Side Effects and Withdrawal
Side effects associated with Klonopin include:7
- Muscle aches and pains
- Blurry vision
- Memory problems
- Cognitive difficulty
- Rebound anxiety or insomnia
- Decreased appetite
People who are intoxicated on Klonopin may appear drunk since the drugs act on a similar part of the brain as alcohol. And, like alcohol, benzodiazepines can be very addictive because of the relaxation they induce.
Unfortunately, withdrawing from benzodiazepines like Klonopin can cause psychiatric symptoms to surface or reappear.8 Withdrawal symptoms often mimic the psychological conditions that Klonopin is prescribed to treat. Common withdrawal symptoms include:
- Panic attacks
- Physical weakness
Additionally, attempting to withdraw from a long-acting, potent benzodiazepine like Klonopin may induce a seizure disorder.
Klonopin Overdose Symptoms and Risks
Although most benzodiazepine overdoses occur in combination with other drugs, it is possible to overdose on Klonopin by itself. Symptoms of a Klonopin overdose may include:9
- Stumbling as though drunk
- Blurred vision
- Lack of response to stimuli
- Increased anxiety or agitation while conscious
- Low blood pressure
- Low heart rate
- Physical weakness
- Rapid eye movements
- Respiratory depression
If a person overdoses on any substance, including Klonopin, they need emergency medical attention. Call 911 to get them the help they need.
It is possible to reduce harm from overdoses or long-term substance abuse, but it requires help from a medical professional to ease withdrawal symptoms, support from counselors and therapists through a rehabilitation program, and the ongoing support from family and friends.
Treatment Options for Klonopin Addiction
Since benzodiazepines like Klonopin are widely abused, there are many prescription drug addiction treatment programs available to help people struggling with this particular substance.10 One of the easiest ways to find these programs is searching with the Substance Abuse and Mental Health Services Administration’s (SAMHSA) treatment finder online. They also have a hotline available for those in crisis to call.

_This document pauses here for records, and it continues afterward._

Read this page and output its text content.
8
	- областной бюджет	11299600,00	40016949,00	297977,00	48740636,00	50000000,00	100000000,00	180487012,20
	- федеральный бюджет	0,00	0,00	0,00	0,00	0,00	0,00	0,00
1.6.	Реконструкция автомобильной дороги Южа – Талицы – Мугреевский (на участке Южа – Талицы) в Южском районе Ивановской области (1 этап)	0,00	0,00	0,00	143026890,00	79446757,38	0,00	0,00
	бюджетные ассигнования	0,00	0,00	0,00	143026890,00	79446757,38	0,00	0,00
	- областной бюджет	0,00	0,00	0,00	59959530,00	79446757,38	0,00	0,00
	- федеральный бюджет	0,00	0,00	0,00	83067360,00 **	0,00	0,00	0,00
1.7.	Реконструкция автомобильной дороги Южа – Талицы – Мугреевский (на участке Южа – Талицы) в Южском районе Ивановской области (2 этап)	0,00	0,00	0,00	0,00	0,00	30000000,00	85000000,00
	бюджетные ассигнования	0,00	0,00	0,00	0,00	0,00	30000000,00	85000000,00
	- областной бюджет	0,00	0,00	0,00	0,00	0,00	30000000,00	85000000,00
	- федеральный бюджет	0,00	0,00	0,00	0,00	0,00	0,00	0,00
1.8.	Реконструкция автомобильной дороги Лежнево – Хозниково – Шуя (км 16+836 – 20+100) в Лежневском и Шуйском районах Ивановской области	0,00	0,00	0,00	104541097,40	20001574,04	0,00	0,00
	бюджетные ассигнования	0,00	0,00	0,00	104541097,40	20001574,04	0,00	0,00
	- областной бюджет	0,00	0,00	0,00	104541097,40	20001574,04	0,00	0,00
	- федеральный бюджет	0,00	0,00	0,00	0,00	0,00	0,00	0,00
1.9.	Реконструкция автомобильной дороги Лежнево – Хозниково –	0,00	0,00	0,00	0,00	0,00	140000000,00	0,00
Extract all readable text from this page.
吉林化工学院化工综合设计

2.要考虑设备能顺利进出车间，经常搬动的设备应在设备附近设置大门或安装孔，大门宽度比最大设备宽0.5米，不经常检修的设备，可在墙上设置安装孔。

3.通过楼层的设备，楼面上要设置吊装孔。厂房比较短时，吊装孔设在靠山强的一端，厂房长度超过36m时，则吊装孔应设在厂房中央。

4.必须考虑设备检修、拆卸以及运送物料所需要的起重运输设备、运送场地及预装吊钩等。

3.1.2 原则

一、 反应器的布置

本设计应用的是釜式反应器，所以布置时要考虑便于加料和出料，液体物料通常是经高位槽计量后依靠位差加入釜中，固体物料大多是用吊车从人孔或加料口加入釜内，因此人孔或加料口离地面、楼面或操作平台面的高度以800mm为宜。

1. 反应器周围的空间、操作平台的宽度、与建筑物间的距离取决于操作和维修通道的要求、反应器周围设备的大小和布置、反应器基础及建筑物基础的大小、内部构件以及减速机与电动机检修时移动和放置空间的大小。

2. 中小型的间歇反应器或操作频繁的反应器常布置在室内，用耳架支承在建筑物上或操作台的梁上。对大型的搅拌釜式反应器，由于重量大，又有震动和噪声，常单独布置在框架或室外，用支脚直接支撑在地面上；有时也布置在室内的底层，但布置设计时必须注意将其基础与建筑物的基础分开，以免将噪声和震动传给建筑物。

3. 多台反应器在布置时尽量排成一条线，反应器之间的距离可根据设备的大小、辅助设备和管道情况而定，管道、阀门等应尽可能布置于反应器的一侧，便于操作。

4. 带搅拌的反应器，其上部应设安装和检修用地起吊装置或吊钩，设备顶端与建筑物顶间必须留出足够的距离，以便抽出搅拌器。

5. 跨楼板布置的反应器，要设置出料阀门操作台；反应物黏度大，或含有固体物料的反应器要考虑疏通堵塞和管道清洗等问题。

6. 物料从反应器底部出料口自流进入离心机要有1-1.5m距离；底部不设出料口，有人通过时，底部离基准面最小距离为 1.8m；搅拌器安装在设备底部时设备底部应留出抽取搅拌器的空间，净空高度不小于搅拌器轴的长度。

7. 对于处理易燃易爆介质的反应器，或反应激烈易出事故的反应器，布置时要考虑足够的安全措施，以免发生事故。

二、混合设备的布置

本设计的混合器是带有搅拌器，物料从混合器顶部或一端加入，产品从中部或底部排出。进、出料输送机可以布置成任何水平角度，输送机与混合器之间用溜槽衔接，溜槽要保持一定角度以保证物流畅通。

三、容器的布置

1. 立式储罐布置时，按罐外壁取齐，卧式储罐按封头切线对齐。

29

The federal government offers several medical assistance options, which can provide help for those who need assistance overcoming Klonopin addiction. The Veterans Affairs Administration (VA) offers mental and behavioral health services to those who were in the Armed Forces.11 Most states have health insurance exchanges set up through the Affordable Care Act (ACA), and help can also be found using the health finder provided by the US Department of Health and Human Services (DHHS). If a person meets certain medical and income qualifications, they may qualify for Medicaid coverage for substance abuse treatment; and older adults, who are at great risk for prescription drug abuse and overdose, can get help through Medicare. People who have private insurance or employee benefits for behavioral problems may use these options for treating substance abuse disorders.
Contacting a physician or treatment program for a referral for detox help, then entering a complete rehabilitation program, is the best process to overcome addiction to any substance, including Klonopin.